By Luke Kerr-Dineen   
There are always a few players who, for one reason or another, never seem to fully get their due. Not that Justin Rose is some dark horse, of course. He’s not. But whether it’s against Phil Mickelson at the 2013 U.S. Open, Matt Kuchar at the Olympics, Sergio Garcia at the 2017 Masters or, more recently, Tiger Woods and Rory McIlroy at the 2018 Arnold Palmer Invitational, Rose always finds himself on the wrong end of some tough popularity content match-ups.

But while everybody’s spending Monday recounting Tiger’s brilliant play and Rory’s hot putting, we should also give some love to Rose, because he deserves it. He’s putting together an incredible start to his season, and dare I say it, he may be the real favourite heading into the Masters.

You’re probably aware of Justin Rose’s good recent finishes by now, because they’ve been hard to miss: He’s finished 1, T-5, T-8, T-37, T-5, 3 in his last six PGA Tour starts, with a T-10 on the European Tour sprinkled in between. It’s all amounted to Rose winning an astonishing 38 percent of his potential prize money this season, behind only Dustin Johnson and Justin Thomas.

What’s most interesting about Justin Rose’s recent form, though, is what’s fuelling it.

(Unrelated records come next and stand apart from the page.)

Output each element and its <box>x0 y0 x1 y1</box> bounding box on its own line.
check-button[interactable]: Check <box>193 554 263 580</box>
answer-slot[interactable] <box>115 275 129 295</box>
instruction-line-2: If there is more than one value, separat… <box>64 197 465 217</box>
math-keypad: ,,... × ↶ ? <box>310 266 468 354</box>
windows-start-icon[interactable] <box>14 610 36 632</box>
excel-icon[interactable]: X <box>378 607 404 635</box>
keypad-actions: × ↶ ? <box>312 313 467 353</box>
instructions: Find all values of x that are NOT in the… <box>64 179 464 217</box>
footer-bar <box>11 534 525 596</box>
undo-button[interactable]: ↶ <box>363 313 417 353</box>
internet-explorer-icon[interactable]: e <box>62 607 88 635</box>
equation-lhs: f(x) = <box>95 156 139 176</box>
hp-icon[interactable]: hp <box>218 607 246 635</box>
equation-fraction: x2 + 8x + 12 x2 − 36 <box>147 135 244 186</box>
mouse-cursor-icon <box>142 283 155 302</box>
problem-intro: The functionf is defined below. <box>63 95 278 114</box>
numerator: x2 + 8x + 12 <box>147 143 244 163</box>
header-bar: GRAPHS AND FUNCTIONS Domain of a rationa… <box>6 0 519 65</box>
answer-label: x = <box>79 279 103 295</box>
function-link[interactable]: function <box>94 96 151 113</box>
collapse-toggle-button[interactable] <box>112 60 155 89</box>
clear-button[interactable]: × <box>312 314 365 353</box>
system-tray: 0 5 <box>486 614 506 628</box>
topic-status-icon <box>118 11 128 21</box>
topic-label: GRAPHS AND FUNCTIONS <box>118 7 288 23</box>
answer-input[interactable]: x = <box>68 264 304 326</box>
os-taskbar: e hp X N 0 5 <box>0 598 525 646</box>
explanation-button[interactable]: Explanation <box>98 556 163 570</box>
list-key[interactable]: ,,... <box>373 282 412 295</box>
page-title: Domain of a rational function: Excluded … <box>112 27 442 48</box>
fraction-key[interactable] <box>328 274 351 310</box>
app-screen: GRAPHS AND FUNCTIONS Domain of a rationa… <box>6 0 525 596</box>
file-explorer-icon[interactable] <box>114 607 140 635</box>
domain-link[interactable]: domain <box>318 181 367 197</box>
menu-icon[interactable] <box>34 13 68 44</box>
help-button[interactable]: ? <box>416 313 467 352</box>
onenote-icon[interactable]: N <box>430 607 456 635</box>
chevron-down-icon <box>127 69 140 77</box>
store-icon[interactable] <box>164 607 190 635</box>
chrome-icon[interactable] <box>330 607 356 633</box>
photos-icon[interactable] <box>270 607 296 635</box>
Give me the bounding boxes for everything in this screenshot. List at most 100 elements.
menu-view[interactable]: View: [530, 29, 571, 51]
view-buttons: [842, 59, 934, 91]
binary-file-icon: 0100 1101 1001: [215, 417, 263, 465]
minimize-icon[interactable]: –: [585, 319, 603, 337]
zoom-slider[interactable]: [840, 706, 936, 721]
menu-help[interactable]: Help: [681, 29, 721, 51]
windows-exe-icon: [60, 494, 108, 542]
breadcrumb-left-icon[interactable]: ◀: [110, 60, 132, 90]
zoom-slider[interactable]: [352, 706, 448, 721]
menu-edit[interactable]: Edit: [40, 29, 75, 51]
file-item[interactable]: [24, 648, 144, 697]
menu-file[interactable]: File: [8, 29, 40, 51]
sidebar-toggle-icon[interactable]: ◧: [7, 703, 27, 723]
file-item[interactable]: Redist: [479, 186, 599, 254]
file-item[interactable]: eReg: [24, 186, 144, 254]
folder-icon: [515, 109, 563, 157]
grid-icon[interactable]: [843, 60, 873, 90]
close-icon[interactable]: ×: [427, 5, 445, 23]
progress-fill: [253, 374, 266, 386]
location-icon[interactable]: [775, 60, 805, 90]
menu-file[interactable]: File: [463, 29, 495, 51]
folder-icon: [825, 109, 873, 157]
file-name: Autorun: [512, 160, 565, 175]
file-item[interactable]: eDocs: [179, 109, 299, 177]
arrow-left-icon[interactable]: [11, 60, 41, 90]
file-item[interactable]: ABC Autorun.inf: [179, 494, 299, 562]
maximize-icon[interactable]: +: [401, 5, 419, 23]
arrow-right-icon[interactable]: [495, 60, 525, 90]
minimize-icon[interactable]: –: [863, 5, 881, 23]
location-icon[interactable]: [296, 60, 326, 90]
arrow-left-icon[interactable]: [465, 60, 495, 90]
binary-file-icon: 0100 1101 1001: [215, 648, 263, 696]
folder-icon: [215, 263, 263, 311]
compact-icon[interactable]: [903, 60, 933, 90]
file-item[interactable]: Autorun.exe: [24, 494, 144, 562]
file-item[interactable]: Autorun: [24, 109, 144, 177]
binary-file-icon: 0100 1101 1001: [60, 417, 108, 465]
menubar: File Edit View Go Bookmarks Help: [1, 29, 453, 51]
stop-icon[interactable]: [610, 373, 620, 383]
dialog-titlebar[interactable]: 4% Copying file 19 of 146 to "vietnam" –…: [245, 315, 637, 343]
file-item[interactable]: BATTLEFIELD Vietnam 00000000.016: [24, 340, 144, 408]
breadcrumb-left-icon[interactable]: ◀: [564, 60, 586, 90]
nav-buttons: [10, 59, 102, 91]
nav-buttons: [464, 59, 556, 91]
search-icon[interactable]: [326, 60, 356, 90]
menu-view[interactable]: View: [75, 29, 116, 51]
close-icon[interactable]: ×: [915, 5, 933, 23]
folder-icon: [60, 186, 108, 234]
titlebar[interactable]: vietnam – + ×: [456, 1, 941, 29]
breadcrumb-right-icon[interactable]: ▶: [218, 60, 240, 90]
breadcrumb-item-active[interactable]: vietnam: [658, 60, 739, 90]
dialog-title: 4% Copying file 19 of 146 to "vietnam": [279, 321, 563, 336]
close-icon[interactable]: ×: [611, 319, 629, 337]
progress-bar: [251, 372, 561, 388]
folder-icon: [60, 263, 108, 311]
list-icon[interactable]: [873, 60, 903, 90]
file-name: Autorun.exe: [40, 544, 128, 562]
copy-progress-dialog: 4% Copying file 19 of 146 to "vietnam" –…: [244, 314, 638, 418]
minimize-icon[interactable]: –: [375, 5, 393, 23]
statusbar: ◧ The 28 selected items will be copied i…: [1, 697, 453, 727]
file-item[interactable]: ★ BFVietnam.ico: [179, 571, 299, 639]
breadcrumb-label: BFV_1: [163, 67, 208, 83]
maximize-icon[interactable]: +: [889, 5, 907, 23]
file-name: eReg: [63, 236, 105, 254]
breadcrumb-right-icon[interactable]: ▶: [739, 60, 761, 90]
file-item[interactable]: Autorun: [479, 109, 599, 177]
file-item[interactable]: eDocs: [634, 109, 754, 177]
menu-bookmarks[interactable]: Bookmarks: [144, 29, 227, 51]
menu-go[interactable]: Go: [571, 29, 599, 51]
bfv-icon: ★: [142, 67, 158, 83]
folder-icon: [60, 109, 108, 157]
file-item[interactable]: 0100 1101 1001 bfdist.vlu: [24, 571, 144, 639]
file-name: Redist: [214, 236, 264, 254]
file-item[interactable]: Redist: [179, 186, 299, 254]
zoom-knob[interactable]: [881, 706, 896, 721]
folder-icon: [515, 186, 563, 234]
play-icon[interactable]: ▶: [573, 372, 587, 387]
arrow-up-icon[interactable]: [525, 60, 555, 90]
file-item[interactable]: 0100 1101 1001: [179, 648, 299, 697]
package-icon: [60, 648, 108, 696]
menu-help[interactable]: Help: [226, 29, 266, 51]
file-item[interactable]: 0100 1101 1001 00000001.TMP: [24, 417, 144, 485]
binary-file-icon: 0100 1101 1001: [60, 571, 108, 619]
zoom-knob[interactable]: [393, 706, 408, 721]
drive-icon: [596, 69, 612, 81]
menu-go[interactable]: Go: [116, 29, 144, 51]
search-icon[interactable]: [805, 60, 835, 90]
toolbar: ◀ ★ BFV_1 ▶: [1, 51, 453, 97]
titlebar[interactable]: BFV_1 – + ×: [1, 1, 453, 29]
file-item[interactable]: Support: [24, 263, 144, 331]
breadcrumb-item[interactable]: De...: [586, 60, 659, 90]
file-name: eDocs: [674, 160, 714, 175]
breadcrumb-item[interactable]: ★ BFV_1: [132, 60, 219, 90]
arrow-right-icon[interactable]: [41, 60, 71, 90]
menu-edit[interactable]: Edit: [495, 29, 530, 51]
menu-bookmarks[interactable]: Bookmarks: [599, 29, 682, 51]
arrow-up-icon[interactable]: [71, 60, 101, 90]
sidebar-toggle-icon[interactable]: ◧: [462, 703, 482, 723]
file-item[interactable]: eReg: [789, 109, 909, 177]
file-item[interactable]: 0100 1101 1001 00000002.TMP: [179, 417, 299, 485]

Rose’s strength, at least up until now, has been from tee-to-green. Since 2011 he’s finished the season inside the top five of Strokes Gained: Tee-to-Green four times, and has never finished worse that 15th. Writing for Golf World, statistician Dr. Lucius Riccio has routinely noted that he’s the best ball-striker on the PGA Tour.

Putting, by contrast, has been an issue. Over the same time period Rose has only finished inside the top 100 in Strokes Gained Putting once (97th, in 2011). But interestingly, it’s been fuelling his rise this season: Rose ranks fifth in Strokes Gained Putting, gaining an impressive 1.022 strokes on the putting surface.

Rose’s ball-striking hasn’t been as good in 2018 (he’s 34th in SG: Tee-to-Green so far), but I wouldn’t read too much into that. Rose’s past stats prove that he’s an elite ball-striker, and barring an injury or something else unfortunate, at 37, he’s not going to stop being one overnight. Indeed, he’s actually hitting the ball farther so far this season than last, so I’d expect this stat to regress to normal levels as the sample size gets bigger.

The same could probably be said of his putting, of course. He has never putted this well before so it’s unlikely that this is the new normal. But that doesn’t necessarily matter. Renowned statistician and Columbia professor Dr. Mark Broadie has written numberous times that wins on the PGA Tour come about, basically, when one part of a golfer game inflects suddenly and quickly up. Basically, when a good ball striker has good putting week, he wins, like Rory did at Bay Hill:

Rose is doing exactly that. His putting stats have inflected up to levels we’ve never seen from him before. Sure, they’ll start coming down at some point, but they’ve shown no sign of that yet. Rose remains squarely in the middle of the best putting streak of his career, and with the Masters just 16 days away, it’s happening at the perfect time.